What is it she wants? To be a part of that gaze? To be a member of that secret inner circle of grinners?
There are men who want her. Men who would love to take her home and lavish her with the attention of their eyes, their hands, their voices. How did she end up with these two? They really believe sometimes, she can tell, that they are interested in her.
And then there’s Bruce, her ex-husband. She does not hate him. She has never hated him as much as she feels she should. A long time she waited for the vitriol to rise in her throat. She waited, closing her eyes and feeling around inside herself for some seed of resentment that might nurture itself into full-blown wrath. But she never found anything like that. Just twangs of regret for a hundred different things that didn’t mean anything.
There were nice times. Moments collected like matchbooks. A bright sun coming through the blinds and tying up his sleeping form in cords of light. Him sitting on the kitchen counter watching her attempt some complicated recipe. Putting up a picture, his voice muffled by the nails he’s holding between his lips. The pressure of his thigh against hers, sitting next to each other on a subway train.
The recognition, at distinct moments—moments like framed pictures—that she is happy.
And then she stops herself. Embarrassed by the petty dramas of her own heart. She chuckles softly and looks around as though to see if everyone else is in on the joke.
To shake herself out of this, she thinks about what she needs to do. She needs to stop by the grocery store. She needs to get her watch battery replaced. She needs to change her sheets and do the laundry. She needs to go through her shoeboxes of photographs and put them into albums. She needs to finish grading last week’s papers.
She scans the audience of girls. There, in the back row next to her friend Monica Vargas, is that Liz Warren girl. She hasn’t taught her since the ninth grade, but everybody knows about
Liz Warren. The jewel in the crown of Carmine-Casey’s senior class. The favorite daughter.

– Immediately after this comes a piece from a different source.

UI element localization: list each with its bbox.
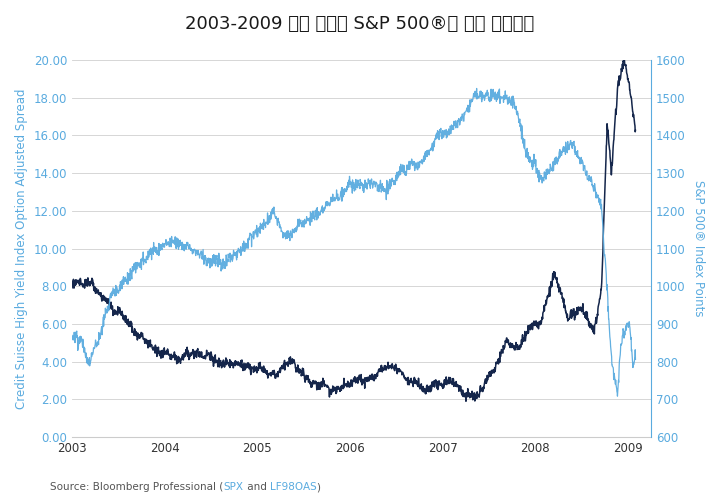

She found Liz staring at her the other day—out in front of the school. Sibyl was smoking a cigarette and turned to find the girl standing at the top of the steps gazing down purposefully at her. She looked as though she were going to say something, her mouth opened then closed. As though Sibyl were a mathematical equation that needed solving. Sibyl could see the girl’s mind working, the machinery of that fevered little brain chugging overtime, adding and subtracting and shifting numbers from one side to the other until
x
= Sibyl Lockhart.
And, damn it all, wouldn’t Sibyl like to know what that
x
is?
So she smiled at the girl and the girl smiled back, but the moment was over and Liz, seemingly satisfied with her solution, hefted her massive backpack over her shoulder and loped away leaning sideways.